A 1914 newspaper article about Smith's estate, left through his will, noted its value was A£17,159, sworn in for probate. He appointed his sons Sidney, Arthur and Frederick and his daughter Frances executors and executrix and trustees of the estate. He bequeathed the furniture, ornaments, plate and effects at Alma to Frances, which furniture and effects were purchased with her own money. He gave his pony phaeton, harness and all other articles of a similar nature to Frances. The house occupied by his son Frederick in Chuter Street, North Sydney (now McMahons Point), testator left to Frederick on trust to receive the benefits, rents, etc., until his death, when it goes to his children. He left the poetry at the corner of Alexander and Atchinson Streets, North Sydney in trust to his son Francis, and the property in Glover Street in trust to his son Arthur for life, both on the same terms as that to Frederick. He left certain property at Careel Bay, Pittwater to his son-in-law Harold Trotman Howard, and the remainder of his Careel Bay property to all of testator's children as joint tenants. He left A£30 to the North Shore Hospital, an annuity of A£200 to his daughter Frances, one of A£150 to his friend Rosalie Grigg and one of A£50 to his daughter Isabella, now Isabella Reed. The residue of real and personal estate to be held in trust for the children after due provision for mortgages, etc. A codicil to the will revoked the provision appointing trustees, executors and executrix and appointed in their place his son-in-law, Harold Trotman Howard, in conjunction with testator's son Arthur and daughter Frances. He further provided that in the event of Rosalie Grigg predeceasing his daughter Frances the annuity of A£150 should go to Frances, while that of A£50 payable to Isabella Reed is to go to the daughter May Howard, in the event of the annuitant predeceasing May Howard.

== Description ==
The garden is set in large grounds.

The house is completed in the late Victorian Italianate style. Large two-storey face brick Victorian Italianate style residence with slate roof. The house features a two-storey window bay with cement rendered mouldings and quoins. The entry porch has a large arch and opens to the two-storey cast iron verandah on the west.

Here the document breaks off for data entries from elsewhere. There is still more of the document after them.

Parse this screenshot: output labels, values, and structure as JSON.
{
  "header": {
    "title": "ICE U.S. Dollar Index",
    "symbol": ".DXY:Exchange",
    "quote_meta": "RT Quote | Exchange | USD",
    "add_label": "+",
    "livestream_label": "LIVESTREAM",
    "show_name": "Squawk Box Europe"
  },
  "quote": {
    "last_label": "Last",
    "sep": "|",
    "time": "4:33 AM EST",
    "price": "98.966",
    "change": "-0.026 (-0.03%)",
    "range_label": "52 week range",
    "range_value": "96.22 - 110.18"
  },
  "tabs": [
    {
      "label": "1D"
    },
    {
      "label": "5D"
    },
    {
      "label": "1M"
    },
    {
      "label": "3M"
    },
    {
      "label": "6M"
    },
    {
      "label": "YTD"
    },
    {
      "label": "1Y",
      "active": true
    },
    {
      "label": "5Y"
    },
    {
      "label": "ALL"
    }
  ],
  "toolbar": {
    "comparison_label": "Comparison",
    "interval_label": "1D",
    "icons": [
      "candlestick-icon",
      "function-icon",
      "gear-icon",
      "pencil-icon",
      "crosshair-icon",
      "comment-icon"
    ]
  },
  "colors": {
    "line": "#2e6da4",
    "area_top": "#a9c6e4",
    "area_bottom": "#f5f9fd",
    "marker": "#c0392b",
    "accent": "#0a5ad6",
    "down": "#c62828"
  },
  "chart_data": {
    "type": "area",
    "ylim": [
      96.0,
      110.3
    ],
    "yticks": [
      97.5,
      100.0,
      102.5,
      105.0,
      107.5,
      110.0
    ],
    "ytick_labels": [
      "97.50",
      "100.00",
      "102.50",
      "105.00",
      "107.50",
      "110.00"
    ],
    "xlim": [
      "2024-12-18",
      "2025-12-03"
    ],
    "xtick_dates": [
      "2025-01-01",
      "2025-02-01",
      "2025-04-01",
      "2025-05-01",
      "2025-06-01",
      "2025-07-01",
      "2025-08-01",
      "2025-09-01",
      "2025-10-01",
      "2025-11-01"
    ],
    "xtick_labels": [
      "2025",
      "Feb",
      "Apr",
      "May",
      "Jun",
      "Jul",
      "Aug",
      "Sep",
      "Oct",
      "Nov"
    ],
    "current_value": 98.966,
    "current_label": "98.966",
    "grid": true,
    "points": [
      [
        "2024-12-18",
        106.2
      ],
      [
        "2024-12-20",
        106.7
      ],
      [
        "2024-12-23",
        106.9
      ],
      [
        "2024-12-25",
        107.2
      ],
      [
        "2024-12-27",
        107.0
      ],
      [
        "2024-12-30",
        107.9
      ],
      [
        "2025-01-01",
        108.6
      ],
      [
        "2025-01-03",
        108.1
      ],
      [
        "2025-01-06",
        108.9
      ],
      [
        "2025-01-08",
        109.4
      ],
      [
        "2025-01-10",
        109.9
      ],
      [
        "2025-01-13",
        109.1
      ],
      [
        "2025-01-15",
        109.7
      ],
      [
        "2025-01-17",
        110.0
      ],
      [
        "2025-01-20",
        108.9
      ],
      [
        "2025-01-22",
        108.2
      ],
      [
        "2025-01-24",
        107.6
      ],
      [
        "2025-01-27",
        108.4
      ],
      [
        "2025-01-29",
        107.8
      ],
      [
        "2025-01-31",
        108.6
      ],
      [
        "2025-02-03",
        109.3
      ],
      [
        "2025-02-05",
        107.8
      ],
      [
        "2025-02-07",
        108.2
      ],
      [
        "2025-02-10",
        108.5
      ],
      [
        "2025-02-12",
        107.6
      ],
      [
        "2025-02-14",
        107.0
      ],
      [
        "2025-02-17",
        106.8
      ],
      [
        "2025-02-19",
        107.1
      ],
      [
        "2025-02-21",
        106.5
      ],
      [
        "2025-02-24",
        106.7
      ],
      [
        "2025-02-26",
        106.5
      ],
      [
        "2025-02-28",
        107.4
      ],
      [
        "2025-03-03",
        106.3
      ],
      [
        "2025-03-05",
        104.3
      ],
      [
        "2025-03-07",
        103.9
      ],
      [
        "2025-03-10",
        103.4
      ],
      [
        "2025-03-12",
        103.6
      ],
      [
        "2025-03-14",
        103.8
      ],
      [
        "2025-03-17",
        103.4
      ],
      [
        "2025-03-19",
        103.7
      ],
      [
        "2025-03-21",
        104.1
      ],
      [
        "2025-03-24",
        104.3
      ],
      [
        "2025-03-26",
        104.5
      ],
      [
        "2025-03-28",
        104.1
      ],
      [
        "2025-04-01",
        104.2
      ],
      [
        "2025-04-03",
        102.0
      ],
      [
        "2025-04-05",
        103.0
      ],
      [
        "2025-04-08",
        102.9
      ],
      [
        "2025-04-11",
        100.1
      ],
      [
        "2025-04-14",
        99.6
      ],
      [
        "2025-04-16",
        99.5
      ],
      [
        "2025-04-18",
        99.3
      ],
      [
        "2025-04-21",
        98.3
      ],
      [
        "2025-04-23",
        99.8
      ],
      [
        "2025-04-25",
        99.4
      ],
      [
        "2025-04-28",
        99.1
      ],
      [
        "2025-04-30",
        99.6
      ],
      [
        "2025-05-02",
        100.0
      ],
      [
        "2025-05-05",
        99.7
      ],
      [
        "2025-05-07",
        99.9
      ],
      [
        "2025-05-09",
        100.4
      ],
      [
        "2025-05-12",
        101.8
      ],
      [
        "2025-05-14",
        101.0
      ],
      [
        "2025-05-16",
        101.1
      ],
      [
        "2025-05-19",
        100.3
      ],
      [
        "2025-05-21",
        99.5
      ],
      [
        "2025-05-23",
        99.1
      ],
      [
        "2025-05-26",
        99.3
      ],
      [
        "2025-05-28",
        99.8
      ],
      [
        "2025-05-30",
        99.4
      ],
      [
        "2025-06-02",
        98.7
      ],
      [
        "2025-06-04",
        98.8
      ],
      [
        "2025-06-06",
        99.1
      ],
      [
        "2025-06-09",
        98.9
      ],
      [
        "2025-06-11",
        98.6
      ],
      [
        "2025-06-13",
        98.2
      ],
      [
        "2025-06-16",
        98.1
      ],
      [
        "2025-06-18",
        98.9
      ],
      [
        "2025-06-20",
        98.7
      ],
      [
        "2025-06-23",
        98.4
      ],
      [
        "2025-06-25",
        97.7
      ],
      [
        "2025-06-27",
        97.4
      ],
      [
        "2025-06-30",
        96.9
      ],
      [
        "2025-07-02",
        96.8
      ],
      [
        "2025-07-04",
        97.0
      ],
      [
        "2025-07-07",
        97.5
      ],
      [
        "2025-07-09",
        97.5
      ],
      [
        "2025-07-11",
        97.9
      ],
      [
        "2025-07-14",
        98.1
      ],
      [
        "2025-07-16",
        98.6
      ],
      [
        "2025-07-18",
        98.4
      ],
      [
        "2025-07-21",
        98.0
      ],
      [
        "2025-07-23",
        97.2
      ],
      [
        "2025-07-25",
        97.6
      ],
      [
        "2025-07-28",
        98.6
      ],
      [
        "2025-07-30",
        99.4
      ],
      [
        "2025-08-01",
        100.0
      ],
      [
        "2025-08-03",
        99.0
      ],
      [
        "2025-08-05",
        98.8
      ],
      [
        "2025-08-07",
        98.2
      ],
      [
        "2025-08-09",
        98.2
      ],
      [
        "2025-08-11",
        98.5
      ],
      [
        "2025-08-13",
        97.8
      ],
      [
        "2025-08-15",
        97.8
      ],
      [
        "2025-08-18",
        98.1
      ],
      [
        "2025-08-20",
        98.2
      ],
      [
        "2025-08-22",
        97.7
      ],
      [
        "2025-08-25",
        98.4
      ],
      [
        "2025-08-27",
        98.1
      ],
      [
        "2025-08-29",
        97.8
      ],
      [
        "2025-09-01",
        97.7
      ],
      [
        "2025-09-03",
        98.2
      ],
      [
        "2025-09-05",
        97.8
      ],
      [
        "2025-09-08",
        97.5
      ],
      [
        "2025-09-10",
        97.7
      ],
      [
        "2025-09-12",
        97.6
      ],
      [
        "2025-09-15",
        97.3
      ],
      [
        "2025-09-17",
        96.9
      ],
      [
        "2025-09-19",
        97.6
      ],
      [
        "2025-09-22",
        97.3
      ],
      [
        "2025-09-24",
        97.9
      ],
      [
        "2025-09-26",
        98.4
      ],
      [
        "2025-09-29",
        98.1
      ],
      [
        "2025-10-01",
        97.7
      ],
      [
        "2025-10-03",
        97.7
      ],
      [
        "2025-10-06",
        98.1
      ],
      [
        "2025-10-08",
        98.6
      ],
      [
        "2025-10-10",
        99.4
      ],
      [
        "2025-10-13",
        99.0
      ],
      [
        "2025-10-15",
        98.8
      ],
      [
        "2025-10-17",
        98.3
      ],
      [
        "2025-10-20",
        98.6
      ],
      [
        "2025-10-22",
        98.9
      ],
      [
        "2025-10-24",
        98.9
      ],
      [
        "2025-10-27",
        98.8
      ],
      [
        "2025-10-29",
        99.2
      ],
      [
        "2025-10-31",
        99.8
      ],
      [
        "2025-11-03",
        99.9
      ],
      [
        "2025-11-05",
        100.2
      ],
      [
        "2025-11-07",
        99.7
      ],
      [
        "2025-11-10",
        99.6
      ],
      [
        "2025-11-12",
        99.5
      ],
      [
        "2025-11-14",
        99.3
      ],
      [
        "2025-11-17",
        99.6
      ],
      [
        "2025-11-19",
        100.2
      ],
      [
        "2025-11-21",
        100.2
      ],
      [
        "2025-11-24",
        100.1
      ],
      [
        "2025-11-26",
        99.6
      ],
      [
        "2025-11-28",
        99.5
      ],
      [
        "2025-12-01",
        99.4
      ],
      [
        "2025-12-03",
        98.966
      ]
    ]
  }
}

On the eastern side is a two-storey brick addition with a flat roof. Details have been matched to the original building and the addition maintains a benign quality even though it is located in a prominent position. There is a further two-storey shingled, gabled addition on the north west.

== Heritage listing ==
As at 2 December 2016, Alma is historically significant for its association with the establishment of substantial residences in Mosman in the 1880s and also with its use as an early nursing school. It is aesthetically significant as a good example of Italianate architecture with sympathetic additions, and is prominent in the streetscape.

Alma House was listed on the New South Wales State Heritage Register on 2 April 1999.